16 Nov 2021 02:26 PM - last edited on 31 Aug 2022 03:44 AM by MaciejNeumann
Trying to see if there is a way to alert for java heap memory issues, specifically the message below. I originally tried doing something such as taking the first metric below and dividing it by the 2nd then multiplying the result by 100 to get the "percentage of java heap used". It seems this java heap space error message is logged even when the percentage is not at 100%?
We are not using dynatrace log analytics so looking for that error message is not an option. When we get this heap memory error in the application logs, we want to somehow see that also in dynatrace.
Something unexpected happened; the data (if any) is <null> and the exception (if any) is java.lang.OutOfMemoryError: Java heap space
Solved! Go to Solution.
This is off the top of my head, but would this work?

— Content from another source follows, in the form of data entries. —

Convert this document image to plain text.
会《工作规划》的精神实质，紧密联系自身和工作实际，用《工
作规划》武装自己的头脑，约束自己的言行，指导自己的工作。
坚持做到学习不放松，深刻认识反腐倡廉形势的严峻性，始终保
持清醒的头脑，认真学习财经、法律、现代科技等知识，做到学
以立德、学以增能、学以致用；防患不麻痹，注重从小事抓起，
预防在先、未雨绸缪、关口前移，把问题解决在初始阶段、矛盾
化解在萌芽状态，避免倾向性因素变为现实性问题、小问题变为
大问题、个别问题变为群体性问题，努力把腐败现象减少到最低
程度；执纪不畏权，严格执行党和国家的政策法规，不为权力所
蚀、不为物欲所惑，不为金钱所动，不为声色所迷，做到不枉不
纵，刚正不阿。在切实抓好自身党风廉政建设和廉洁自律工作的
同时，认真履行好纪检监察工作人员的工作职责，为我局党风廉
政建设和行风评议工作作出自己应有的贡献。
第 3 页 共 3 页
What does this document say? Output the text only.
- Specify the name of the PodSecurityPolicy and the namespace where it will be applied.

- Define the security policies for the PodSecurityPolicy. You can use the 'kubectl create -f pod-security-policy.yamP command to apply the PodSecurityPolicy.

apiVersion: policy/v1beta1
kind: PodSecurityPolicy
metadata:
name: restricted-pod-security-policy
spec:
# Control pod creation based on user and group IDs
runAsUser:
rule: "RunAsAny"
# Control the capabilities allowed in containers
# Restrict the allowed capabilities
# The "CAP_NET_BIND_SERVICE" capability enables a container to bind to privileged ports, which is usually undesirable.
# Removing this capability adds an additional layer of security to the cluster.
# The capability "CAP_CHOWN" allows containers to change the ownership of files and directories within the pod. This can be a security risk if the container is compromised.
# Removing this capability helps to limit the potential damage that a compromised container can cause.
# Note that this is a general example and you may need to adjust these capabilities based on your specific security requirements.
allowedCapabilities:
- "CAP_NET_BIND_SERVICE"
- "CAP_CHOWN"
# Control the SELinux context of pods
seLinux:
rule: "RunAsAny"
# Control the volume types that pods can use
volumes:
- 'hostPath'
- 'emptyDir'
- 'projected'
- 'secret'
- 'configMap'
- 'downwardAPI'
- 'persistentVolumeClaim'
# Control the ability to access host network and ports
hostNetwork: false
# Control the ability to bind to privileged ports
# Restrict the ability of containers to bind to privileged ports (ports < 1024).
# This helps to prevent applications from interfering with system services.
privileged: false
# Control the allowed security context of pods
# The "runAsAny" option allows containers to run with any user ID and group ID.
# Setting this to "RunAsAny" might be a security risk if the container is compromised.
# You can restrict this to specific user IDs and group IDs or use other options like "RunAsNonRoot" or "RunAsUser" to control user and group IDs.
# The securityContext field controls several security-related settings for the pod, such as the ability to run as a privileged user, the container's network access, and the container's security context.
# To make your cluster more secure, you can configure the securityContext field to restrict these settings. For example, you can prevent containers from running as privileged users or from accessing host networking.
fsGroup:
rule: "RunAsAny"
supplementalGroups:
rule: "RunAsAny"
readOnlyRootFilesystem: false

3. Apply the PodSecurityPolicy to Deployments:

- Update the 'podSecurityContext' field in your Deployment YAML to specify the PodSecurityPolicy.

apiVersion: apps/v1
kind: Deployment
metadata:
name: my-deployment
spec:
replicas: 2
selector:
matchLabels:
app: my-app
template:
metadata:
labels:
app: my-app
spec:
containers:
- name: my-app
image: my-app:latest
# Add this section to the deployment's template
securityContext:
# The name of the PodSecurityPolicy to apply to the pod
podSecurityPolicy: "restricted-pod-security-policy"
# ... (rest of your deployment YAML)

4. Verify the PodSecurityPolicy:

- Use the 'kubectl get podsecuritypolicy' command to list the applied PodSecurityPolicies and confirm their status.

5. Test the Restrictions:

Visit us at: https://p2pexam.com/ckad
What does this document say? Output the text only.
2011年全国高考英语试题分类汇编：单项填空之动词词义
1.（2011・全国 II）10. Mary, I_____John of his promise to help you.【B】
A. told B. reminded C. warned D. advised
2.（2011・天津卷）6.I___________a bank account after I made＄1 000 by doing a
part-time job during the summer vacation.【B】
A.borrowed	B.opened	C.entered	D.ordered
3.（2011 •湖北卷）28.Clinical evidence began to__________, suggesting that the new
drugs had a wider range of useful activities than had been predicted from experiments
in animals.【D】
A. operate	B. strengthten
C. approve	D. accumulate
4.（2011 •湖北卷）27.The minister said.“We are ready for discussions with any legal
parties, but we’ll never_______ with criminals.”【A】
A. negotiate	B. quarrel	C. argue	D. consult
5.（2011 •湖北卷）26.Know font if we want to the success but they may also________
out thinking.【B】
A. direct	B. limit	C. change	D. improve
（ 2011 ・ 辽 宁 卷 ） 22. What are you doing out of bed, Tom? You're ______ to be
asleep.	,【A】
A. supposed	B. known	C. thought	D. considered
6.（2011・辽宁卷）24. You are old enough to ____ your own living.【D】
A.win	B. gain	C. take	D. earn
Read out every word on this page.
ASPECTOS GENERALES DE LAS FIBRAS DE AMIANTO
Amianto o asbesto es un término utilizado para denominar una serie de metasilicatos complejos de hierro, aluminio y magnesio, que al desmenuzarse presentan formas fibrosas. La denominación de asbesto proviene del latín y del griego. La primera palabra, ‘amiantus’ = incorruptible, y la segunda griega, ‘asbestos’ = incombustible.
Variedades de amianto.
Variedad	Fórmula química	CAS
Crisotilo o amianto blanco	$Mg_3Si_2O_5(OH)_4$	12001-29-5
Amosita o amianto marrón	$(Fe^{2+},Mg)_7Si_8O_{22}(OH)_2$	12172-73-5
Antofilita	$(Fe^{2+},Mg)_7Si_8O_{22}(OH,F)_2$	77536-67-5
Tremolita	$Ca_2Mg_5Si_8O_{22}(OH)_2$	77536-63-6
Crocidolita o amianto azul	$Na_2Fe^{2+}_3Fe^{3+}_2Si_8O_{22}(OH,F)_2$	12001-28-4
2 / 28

((builtin:tech.jvm.memory.pool.used:filter(and(eq(poolname,"Eden Space"))))/(builtin:tech.jvm.memory.pool.committed:filter(and(eq(poolname,"Eden Space")))))*(100)
Go to settings > anomaly detection > custom events for alerting.
Flick to code tab and paste above into box. Hit `TAB` to validate.
Then set your static threshold below.
It is better to use the max value of the pool, instead of the committed.
See also the metrics expression API
Why is it better to use the max value? There is no guarantee that memory up to that value can be committed for the JVM. It's basically saying, "you will get no more than max value". It's not saying, "you will for sure get the max value". What committed is instead displaying is the guaranteed amount of memory the JVM does for sure have. So in that sense it would make that the better metric to follow.
Let's say you have tons of JVMs on a server which is running out of RAM capacity. If you follow the committed value, you'd see that the usage is stuck at 100 % and you'd get an alert about it. If you follow the max value, everything appears to be working fine since the used value is still not close to max possible value. But the JVMs are already out of memory by then.
Depends on what you want to achieve. If you want it for alerting for committed memory, this is perfectly fine. But be aware of the committed memory changes over time (increase / decrease). So the basis for the percentage calculation will change. This will cause jumps in you charts then. Usually committed memory starts low and the JVM increases it when a certain highwater mark is reached. This is repeated till the max memory is reached (XMX setting)
If you exactly know how much memory your application needs, you can set XMS to the same XMX value, so everything is reserved at startup.
Yeah, that's a good point. Maybe for alerting purposes the committed memory is more important, and for charting, it's more interesting to follow how close the used memory goes in relation to the max value.
By the way, the out-of-the-box graphs at Dynatrace UI show only the used and committed memory. Max values are not shown at all, you have to create your own data explorer chart to see that.
Also for alerting be aware that is usual that used mem is the same as committed mem, till the next chunk can be reserved. So you might get alerts when actually the JVM is healthy.
I've now had the custom event configured for a couple of days which alerts when heap space usage (used/committed mem) is over 97 % for 10 minutes. So far zero alerts, so I think it's working as intended.
What is your custom event looking for? Wondering if its the same as what I am trying to accomplish or something different.
It's basically trying to detect if we're unable to allocate more memory for the JVM. It could be due to hitting the max value, it could be due to running out of memory resources on the host, but nonetheless it's something worth investigating so that the JVM doesn't run out of memory. That's pretty much it. Is that also your scenario?
Hello, yes I believe that would work for my situation. I'd have to get back with our application team who was having the issue. Are you able to supply the code portion of this within the custom event? Or if you used the build section, what that looks like.
Sure, I can post it here. There are two filters used, one for including only specific Java processes tagged "WAS", and another one for the poolname "Java heap".
(builtin:tech.jvm.memory.pool.used:filter(and(in("dt.entity.process_group_instance",entitySelector("type(process_group_instance),tag(~"WAS~")")),eq(poolname,"Java heap"))))/(builtin:tech.jvm.memory.pool.committed:filter(and(in("dt.entity.process_group_instance",entitySelector("type(process_group_instance),tag(~"WAS~")")),eq(poolname,"Java heap"))))*(100)
Not sure if I understand the question correctly, but this should happen out of the box.
There is a built-in alert (Settings / Anomaly detection / Infrastructure) "Detect Java out-of memory problem" which should create a problem every time an out-of-memory exception is being detected by the OneAgent.
OutOfMemoryError is usually too late. When you have an aleart earlier, you have a chance to gracefully stop the JVM and than restart it.